During the same period, the national economy lost steam. California, which resisted the downward trend longer than most states, has nevertheless seen its revenues from sales, income, and other taxes dip sharply - especially since mid- 1981. And the state has had to absorb income tax and other cuts voted by Californians in recent referendums.

Meanwhile, what controller Cory calls the state's ''quality of life'' - including one of the world's great road systems, tuition-free higher education, magnificent recreational sites and programs, the most generous medicare program in the US, and other features - has been maintained so far, albeit with some relatively painful cuts.

Now the problem appears to have reached the stage at which neither administrative expediency nor legislative legerdemain can postpone a reckoning. Few doubt that both tax hikes and further program cuts are inevitable. There is strong sentiment for a special legislative session to at least provide some stopgap relief. But Cory warns that an inconclusive or even acrimonious session - featuring a Democratic majority that cannot act without at least some Republican cooperation, and a lame-duck Democratic governor - might damage the state's credit standing.

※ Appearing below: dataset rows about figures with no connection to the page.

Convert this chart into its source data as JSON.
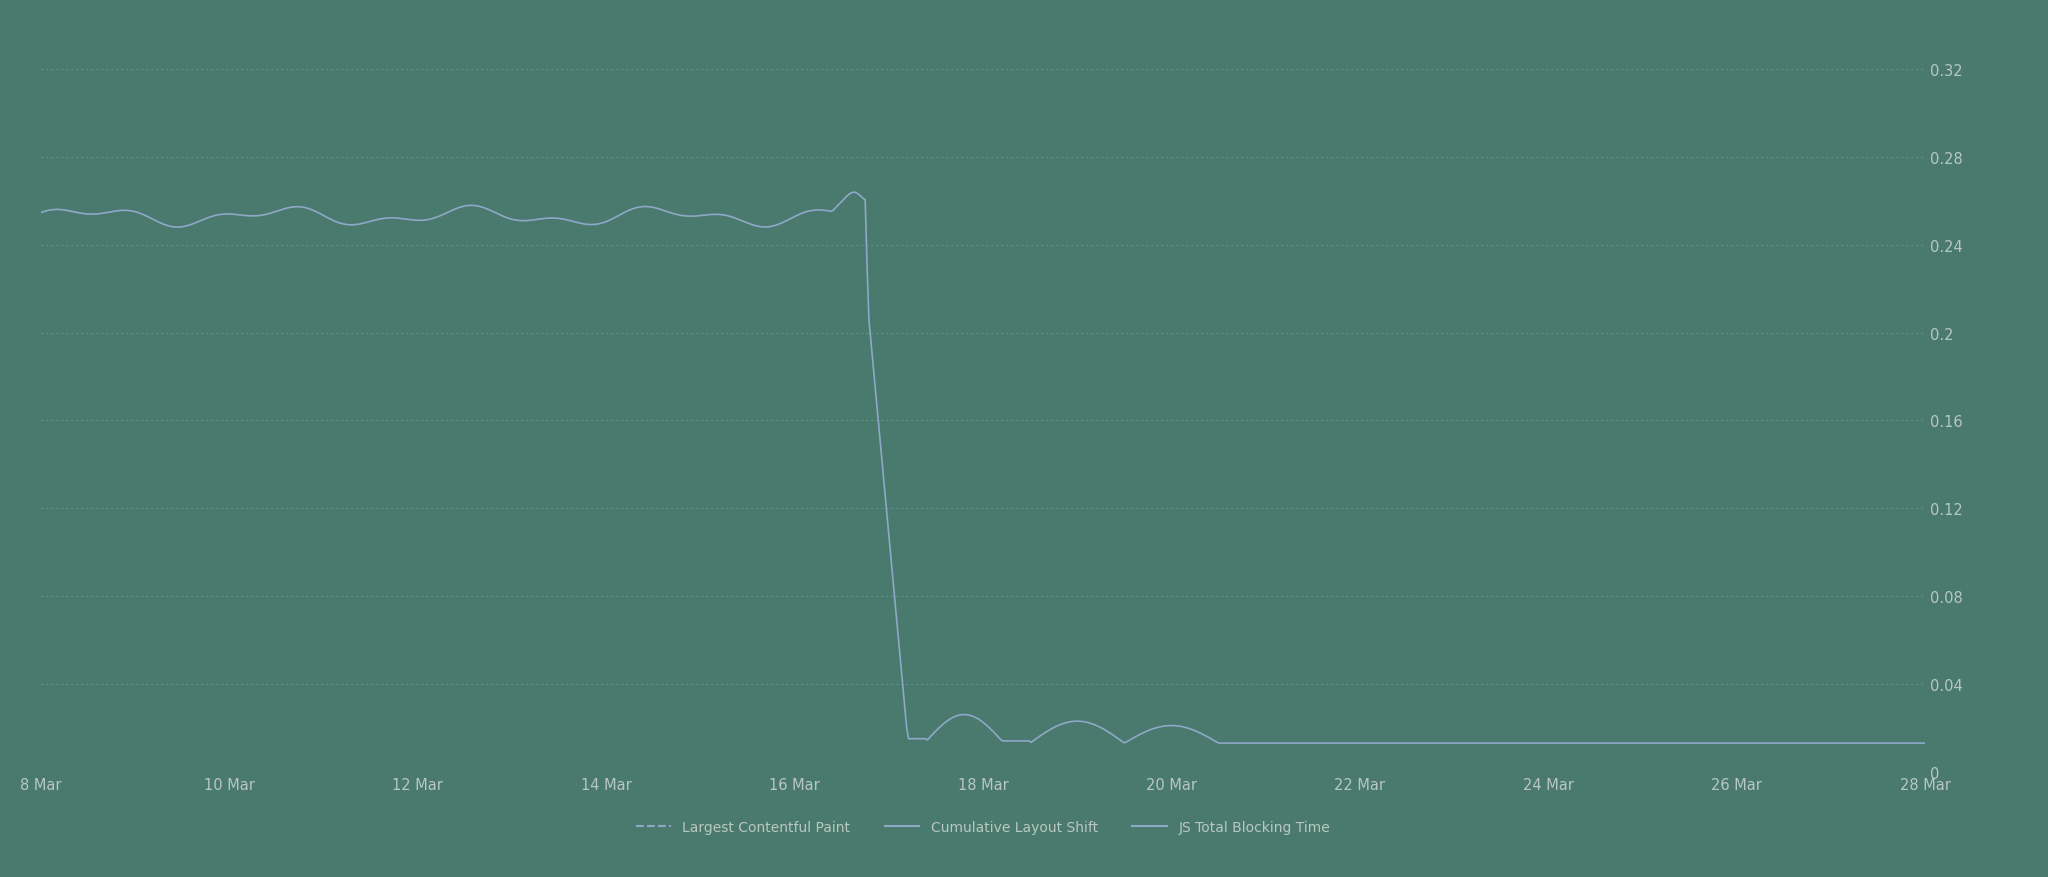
{
  "background_color": "#4a7a6d",
  "plot_bg_color": "#4a7a6d",
  "line_color": "#8fa8c8",
  "grid_color": "#7ab0a0",
  "text_color": "#b8c8c0",
  "x_labels": [
    "8 Mar",
    "10 Mar",
    "12 Mar",
    "14 Mar",
    "16 Mar",
    "18 Mar",
    "20 Mar",
    "22 Mar",
    "24 Mar",
    "26 Mar",
    "28 Mar"
  ],
  "x_positions": [
    0,
    2,
    4,
    6,
    8,
    10,
    12,
    14,
    16,
    18,
    20
  ],
  "y_ticks": [
    0,
    0.04,
    0.08,
    0.12,
    0.16,
    0.2,
    0.24,
    0.28,
    0.32
  ],
  "ylim": [
    0,
    0.34
  ],
  "legend_labels": [
    "Largest Contentful Paint",
    "Cumulative Layout Shift",
    "JS Total Blocking Time"
  ]
}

In January GOP Gov.-elect George Deukmejian will take office - and face the challenge of working with a strengthened Democratic majority in the Legislature. Perhaps more significant, Mr. Deukmejian will be a governor pledged not to approve any new or higher state taxes - a pledge he has reiterated in the face of the looming deficit.

That would seem to leave only program cutting - especially local education aid, welfare and Medi-Cal, and aid to counties. Counties have cut personnel and programs to what most claim is the minimum, and Republican legislators have been adamant against cutting aid to local school districts.

Deukmejian, like President Reagan, seems likely to have to find some way around his no-tax pledge.

Meanwhile, Cory points out that a one-cent hike in the state's six-cent sales tax would net $1.6 billion in the remaining seven months of this fiscal year. That action, with ''some budget cuts,'' might do the job.

Another suggestion: A 10 percent tax on videogame receipts (at 25 cents per play) would bring in $83.2 million between now and July.

Even if there is a strong economic recovery in coming months, California will have to make major fiscal changes in order to adjust imbalances created by the tax cuts and shifting of budget responsibilities since 1978.